Merging factual information with reinvented application allows her to expand the dialogue of cognitive occurrences. For instance, EMDR therapy asks patients to lean their head to the left to access thoughts and to lean their head to the right to access feelings and emotions. Redirecting this information, she then asks: Is there a discernible difference between these two cerebral directions when drawing a line?
It is a question that can only be answered through experience, observation, and communally applied analytics.
In Anderson’s work, invitations for experience occur through demonstrative videos, interactive objects/devices, evocative statements of research, and performative exercises.

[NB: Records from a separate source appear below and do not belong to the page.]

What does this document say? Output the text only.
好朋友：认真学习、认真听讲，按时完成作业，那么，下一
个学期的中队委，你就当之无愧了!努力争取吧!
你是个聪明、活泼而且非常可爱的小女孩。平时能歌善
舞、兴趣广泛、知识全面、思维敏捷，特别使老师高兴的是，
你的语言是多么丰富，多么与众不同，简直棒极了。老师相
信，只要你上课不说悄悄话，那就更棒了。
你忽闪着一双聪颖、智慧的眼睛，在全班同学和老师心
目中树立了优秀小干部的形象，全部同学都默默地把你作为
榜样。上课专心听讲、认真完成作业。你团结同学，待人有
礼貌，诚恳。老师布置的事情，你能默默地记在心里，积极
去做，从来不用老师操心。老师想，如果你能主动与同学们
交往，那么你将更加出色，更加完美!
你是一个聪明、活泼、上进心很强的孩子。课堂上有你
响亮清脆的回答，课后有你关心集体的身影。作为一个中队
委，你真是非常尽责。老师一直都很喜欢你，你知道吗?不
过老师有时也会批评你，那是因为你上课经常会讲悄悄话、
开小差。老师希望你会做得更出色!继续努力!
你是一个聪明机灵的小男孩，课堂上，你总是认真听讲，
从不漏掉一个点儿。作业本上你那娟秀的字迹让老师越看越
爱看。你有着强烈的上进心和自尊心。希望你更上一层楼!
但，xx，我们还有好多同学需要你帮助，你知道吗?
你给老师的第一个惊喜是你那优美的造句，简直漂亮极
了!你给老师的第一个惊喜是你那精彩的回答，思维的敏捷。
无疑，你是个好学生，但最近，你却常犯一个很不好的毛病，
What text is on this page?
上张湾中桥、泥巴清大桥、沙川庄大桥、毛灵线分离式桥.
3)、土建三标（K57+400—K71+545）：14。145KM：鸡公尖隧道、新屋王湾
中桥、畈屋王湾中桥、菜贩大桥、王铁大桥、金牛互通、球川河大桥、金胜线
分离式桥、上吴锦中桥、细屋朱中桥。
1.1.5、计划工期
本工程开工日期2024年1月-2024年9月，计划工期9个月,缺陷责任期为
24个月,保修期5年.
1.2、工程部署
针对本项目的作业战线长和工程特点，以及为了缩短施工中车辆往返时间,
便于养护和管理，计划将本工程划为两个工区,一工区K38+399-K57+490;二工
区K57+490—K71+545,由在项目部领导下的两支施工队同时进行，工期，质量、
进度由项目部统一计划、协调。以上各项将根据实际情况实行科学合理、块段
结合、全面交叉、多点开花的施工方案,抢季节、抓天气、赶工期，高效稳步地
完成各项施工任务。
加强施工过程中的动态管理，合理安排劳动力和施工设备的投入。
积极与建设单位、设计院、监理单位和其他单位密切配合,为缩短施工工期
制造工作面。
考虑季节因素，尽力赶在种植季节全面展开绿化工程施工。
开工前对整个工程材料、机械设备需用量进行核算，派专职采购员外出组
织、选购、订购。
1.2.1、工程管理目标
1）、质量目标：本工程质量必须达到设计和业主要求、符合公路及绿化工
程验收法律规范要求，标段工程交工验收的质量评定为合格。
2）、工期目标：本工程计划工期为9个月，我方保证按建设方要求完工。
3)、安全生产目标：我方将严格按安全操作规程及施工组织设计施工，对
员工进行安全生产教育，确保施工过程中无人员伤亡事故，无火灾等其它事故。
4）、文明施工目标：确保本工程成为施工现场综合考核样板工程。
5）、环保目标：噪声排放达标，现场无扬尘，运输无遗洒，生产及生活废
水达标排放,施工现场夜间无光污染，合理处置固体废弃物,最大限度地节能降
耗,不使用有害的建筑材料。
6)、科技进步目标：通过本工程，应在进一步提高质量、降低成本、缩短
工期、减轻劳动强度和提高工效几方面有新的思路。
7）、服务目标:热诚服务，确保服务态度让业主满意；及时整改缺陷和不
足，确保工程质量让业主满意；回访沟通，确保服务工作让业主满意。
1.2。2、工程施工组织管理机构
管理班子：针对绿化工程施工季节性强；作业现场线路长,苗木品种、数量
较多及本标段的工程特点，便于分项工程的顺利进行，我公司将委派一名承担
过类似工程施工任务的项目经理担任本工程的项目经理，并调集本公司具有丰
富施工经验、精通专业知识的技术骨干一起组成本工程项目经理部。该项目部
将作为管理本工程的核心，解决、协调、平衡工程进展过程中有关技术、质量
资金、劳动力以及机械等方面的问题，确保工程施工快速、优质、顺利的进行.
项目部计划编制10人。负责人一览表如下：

Together, each of these installation elements create a multi-dimensional environment of investigative viewing, biologic questioning, and experiential answering. By repositioning scientifically grounded phenomena into the context of a gallery, information begins to transcend ratiocination and calls upon a physical conversation between mind, body, and personal experience.
Bio
Jessica Anderson currently serves as an Assistant Professor of Art at Illinois College in Jacksonville, IL. She received her BA in Studio Art from Guilford College in 2007 and her MFA in Sculpture from the University of Tennessee in 2013, where she served as a Graduate Teaching Associate and Director of the University exhibition space, Gallery 1010.
In her work, invitations for experience occur through demonstrative videos, interactive objects/devices, evocative statements of research, and performative exercises. Jessica has exhibited both nationally and internationally including an interactive outdoor installation on the border of Finland and Sweden in association with the Magneetti Foundation. Other exhibition sites include London, England, Toronto, Canada, and throughout the United States. Jessica has been an Artist-in-Residence at Spark Box Studio, in Ontario, Canada and a participant in the “Silence. Awareness. Existence.” residency at the Arteles Center in Haukijärvi, Finland.